Medicare Penalties Starting to Take a Toll on Hospitals: More than three dozen hospitals across the U.S. will be penalized more than 3% on most of their CMS reimbursements in 2015, the first year in which the agency’s three (3) Medicare quality and safety incentive programs will be in effect. New this year is a 1% penalty on all Medicare revenue if a hospital falls into the bottom quartile in performance on hospital acquired conditions, or HACs, such as urinary catheter infections.
The escalating penalties are drawing fire from advocates for teaching hospitals and critical-access hospitals, which are disproportionately represented among the worst-performing hospitals. Critics argue that the CMS programs need to be refined to ensure they are not creating additional hardships and adverse comparisons. Some hospital leaders warn that the combined cuts across all Medicare penalty programs may have a cascading effect on services and may actually lead to reduced quality. Unless Congress reverses the programs, an unlikely event, higher penalties are expected in coming years. The combined financial impact is expected to be sizeable. By 2017, the combined penalties for HAC 30-day readmissions and value-based purchasing will put as much as 5.5% of inpatient Medicare payments at risk.
Medicare “Doc Pay” Data Being Used to Bolster Fraud Cases: Last year’s public release of Medicare payments to physicians (“doc pay”) yielded numerous news stories concerning physician salaries. With the recent news of the indictment of a Florida cardiologist whom the media last year publicized as being Medicare’s second highest paid physician, physicians worry about doc pay data yielding fraud cases.
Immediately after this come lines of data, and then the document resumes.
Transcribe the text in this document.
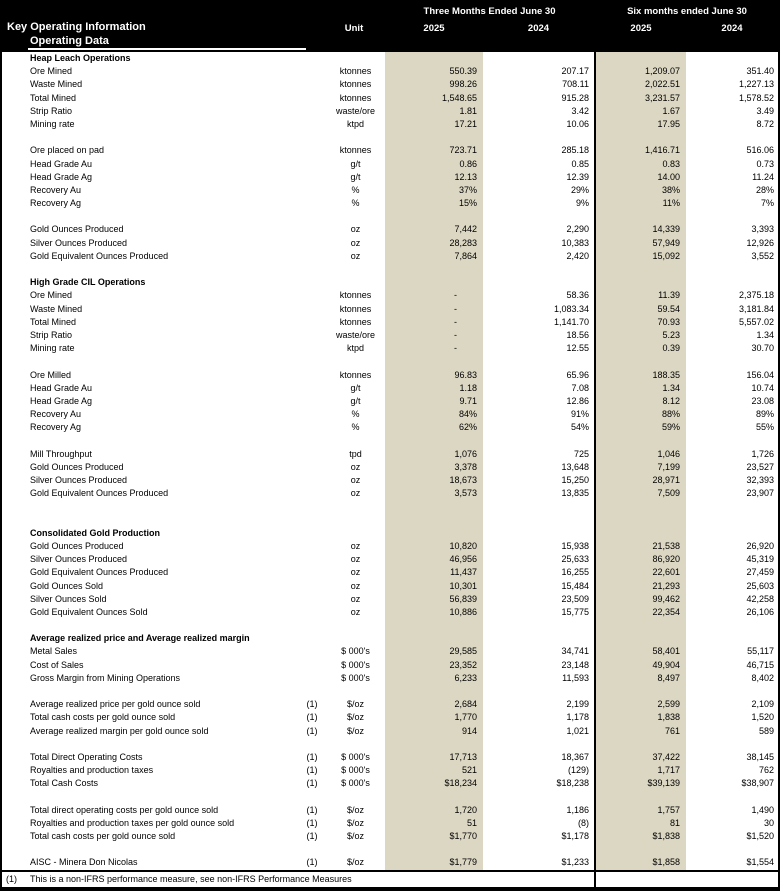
Three Months Ended June 30	Six months ended June 30
Key Operating Information	Unit	2025	2024	2025	2024
Operating Data
Heap Leach Operations
Ore Mined	ktonnes	550.39	207.17	1,209.07	351.40
Waste Mined	ktonnes	998.26	708.11	2,022.51	1,227.13
Total Mined	ktonnes	1,548.65	915.28	3,231.57	1,578.52
Strip Ratio	waste/ore	1.81	3.42	1.67	3.49
Mining rate	ktpd	17.21	10.06	17.95	8.72
Ore placed on pad	ktonnes	723.71	285.18	1,416.71	516.06
Head Grade Au	g/t	0.86	0.85	0.83	0.73
Head Grade Ag	g/t	12.13	12.39	14.00	11.24
Recovery Au	%	37%	29%	38%	28%
Recovery Ag	%	15%	9%	11%	7%
Gold Ounces Produced	oz	7,442	2,290	14,339	3,393
Silver Ounces Produced	oz	28,283	10,383	57,949	12,926
Gold Equivalent Ounces Produced	oz	7,864	2,420	15,092	3,552
High Grade CIL Operations
Ore Mined	ktonnes	-	58.36	11.39	2,375.18
Waste Mined	ktonnes	-	1,083.34	59.54	3,181.84
Total Mined	ktonnes	-	1,141.70	70.93	5,557.02
Strip Ratio	waste/ore	-	18.56	5.23	1.34
Mining rate	ktpd	-	12.55	0.39	30.70
Ore Milled	ktonnes	96.83	65.96	188.35	156.04
Head Grade Au	g/t	1.18	7.08	1.34	10.74
Head Grade Ag	g/t	9.71	12.86	8.12	23.08
Recovery Au	%	84%	91%	88%	89%
Recovery Ag	%	62%	54%	59%	55%
Mill Throughput	tpd	1,076	725	1,046	1,726
Gold Ounces Produced	oz	3,378	13,648	7,199	23,527
Silver Ounces Produced	oz	18,673	15,250	28,971	32,393
Gold Equivalent Ounces Produced	oz	3,573	13,835	7,509	23,907
Consolidated Gold Production
Gold Ounces Produced	oz	10,820	15,938	21,538	26,920
Silver Ounces Produced	oz	46,956	25,633	86,920	45,319
Gold Equivalent Ounces Produced	oz	11,437	16,255	22,601	27,459
Gold Ounces Sold	oz	10,301	15,484	21,293	25,603
Silver Ounces Sold	oz	56,839	23,509	99,462	42,258
Gold Equivalent Ounces Sold	oz	10,886	15,775	22,354	26,106
Average realized price and Average realized margin
Metal Sales	$ 000's	29,585	34,741	58,401	55,117
Cost of Sales	$ 000's	23,352	23,148	49,904	46,715
Gross Margin from Mining Operations	$ 000's	6,233	11,593	8,497	8,402
Average realized price per gold ounce sold	(1)	$/oz	2,684	2,199	2,599	2,109
Total cash costs per gold ounce sold	(1)	$/oz	1,770	1,178	1,838	1,520
Average realized margin per gold ounce sold	(1)	$/oz	914	1,021	761	589
Total Direct Operating Costs	(1)	$ 000's	17,713	18,367	37,422	38,145
Royalties and production taxes	(1)	$ 000's	521	(129)	1,717	762
Total Cash Costs	(1)	$ 000's	$18,234	$18,238	$39,139	$38,907
Total direct operating costs per gold ounce sold	(1)	$/oz	1,720	1,186	1,757	1,490
Royalties and production taxes per gold ounce sold	(1)	$/oz	51	(8)	81	30
Total cash costs per gold ounce sold	(1)	$/oz	$1,770	$1,178	$1,838	$1,520
AISC - Minera Don Nicolas	(1)	$/oz	$1,779	$1,233	$1,858	$1,554
(1) This is a non-IFRS performance measure, see non-IFRS Performance Measures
Opponents of publicizing the data, including the American Medical Association, argued that it could invade doctors’ privacy and be misinterpreted by the public and the media. For instance, in the case of the Florida cardiologist, the reimbursements attributed to him – $18 million – actually reflect payments to his entire practice, which is comprised of 10 doctors in 6 medical facilities, even though the claims were submitted under his individual Medicare number.
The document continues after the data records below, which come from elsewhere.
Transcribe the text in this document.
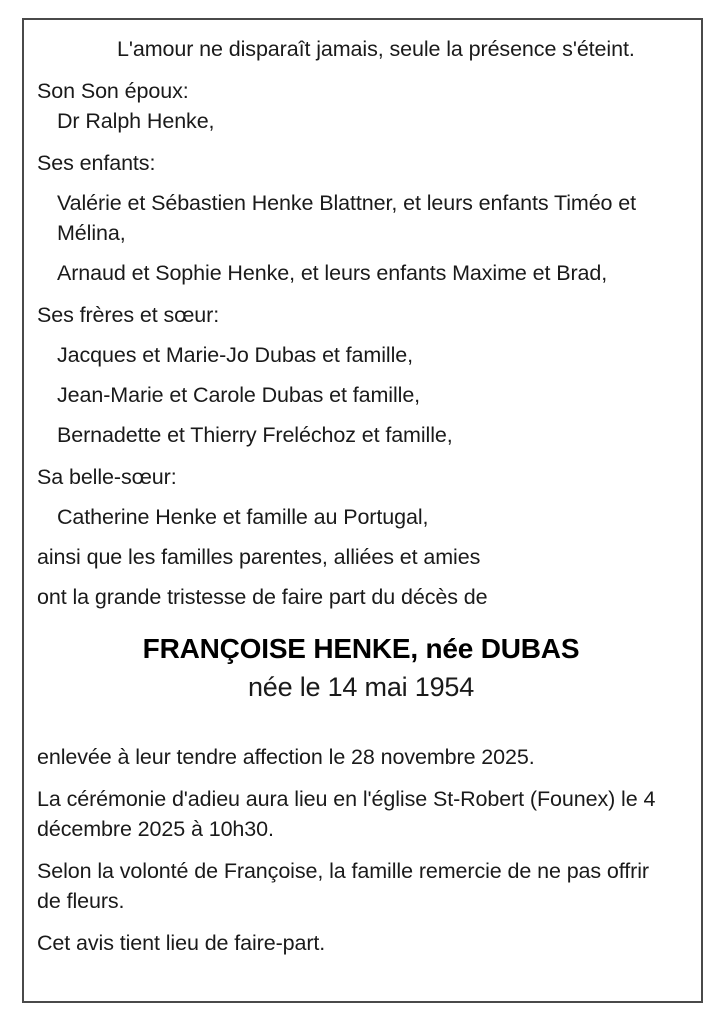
L'amour ne disparaît jamais, seule la présence s'éteint.
Son Son époux:
Dr Ralph Henke,
Ses enfants:
Valérie et Sébastien Henke Blattner, et leurs enfants Timéo et Mélina,
Arnaud et Sophie Henke, et leurs enfants Maxime et Brad,
Ses frères et sœur:
Jacques et Marie-Jo Dubas et famille,
Jean-Marie et Carole Dubas et famille,
Bernadette et Thierry Freléchoz et famille,
Sa belle-sœur:
Catherine Henke et famille au Portugal,
ainsi que les familles parentes, alliées et amies
ont la grande tristesse de faire part du décès de
FRANÇOISE HENKE, née DUBAS
née le 14 mai 1954
enlevée à leur tendre affection le 28 novembre 2025.
La cérémonie d'adieu aura lieu en l'église St-Robert (Founex) le 4 décembre 2025 à 10h30.
Selon la volonté de Françoise, la famille remercie de ne pas offrir de fleurs.
Cet avis tient lieu de faire-part.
Legal experts have repeatedly expressed that billing the federal healthcare program for unusually high sums is not in and of itself an indication of fraud and that the doc pay data is insufficient to lead to a lawsuit against a highly paid doctor. However, that data could be used to bolster cases that whistle-blowers bring to lawyers based on other sources of information. Although the impact of the release of doc pay data remains to be seen, it is clear that it is being used by both lawyers and watchdog groups in a variety of ways and for multiple purposes
False Claims Act Litigation Targets Auditors: The U.S. Attorney for the Northern District of New York announced that the Research Foundation for the State University of New York has agreed to pay $3.75 million to resolve allegations that its Center for Development of Human Services (CDHS) violated the False Claims Act by manipulating audits it performed of federally funded health care programs in NYS. In 2007, the Research Foundation entered into a contract with the NYS Department of Health to review and report to the federal government information concerning eligibility for NYS’s Medicaid and Children’s Health Insurance Programs (CHIP). These audits, known as the Payment Error Rate Measurement (PERM) and Medicaid Eligibility Quality Control (MEQC) reviews, were designed to measure, among other things, errors in local determinations of which NYS residents were eligible to receive Medicaid and CHIP benefits during the period 10/1/07 through 9/30/08. The settlement resolves allegations that CDHS manipulated both PERM and MEQC audits by prescreening and altering the cases selected for inclusion in what were supposed to be random sample reviews of Medicaid and CHIP eligibility determinations. The government’s case was triggered by a whistleblower lawsuit that was filed under the qui tam provisions of the False Claims Act, which allows private persons, known as “relators,” to file civil actions on behalf of the United States and share in any recovery. The relators in this case will receive $825,000, which is 22% of the settlement proceeds.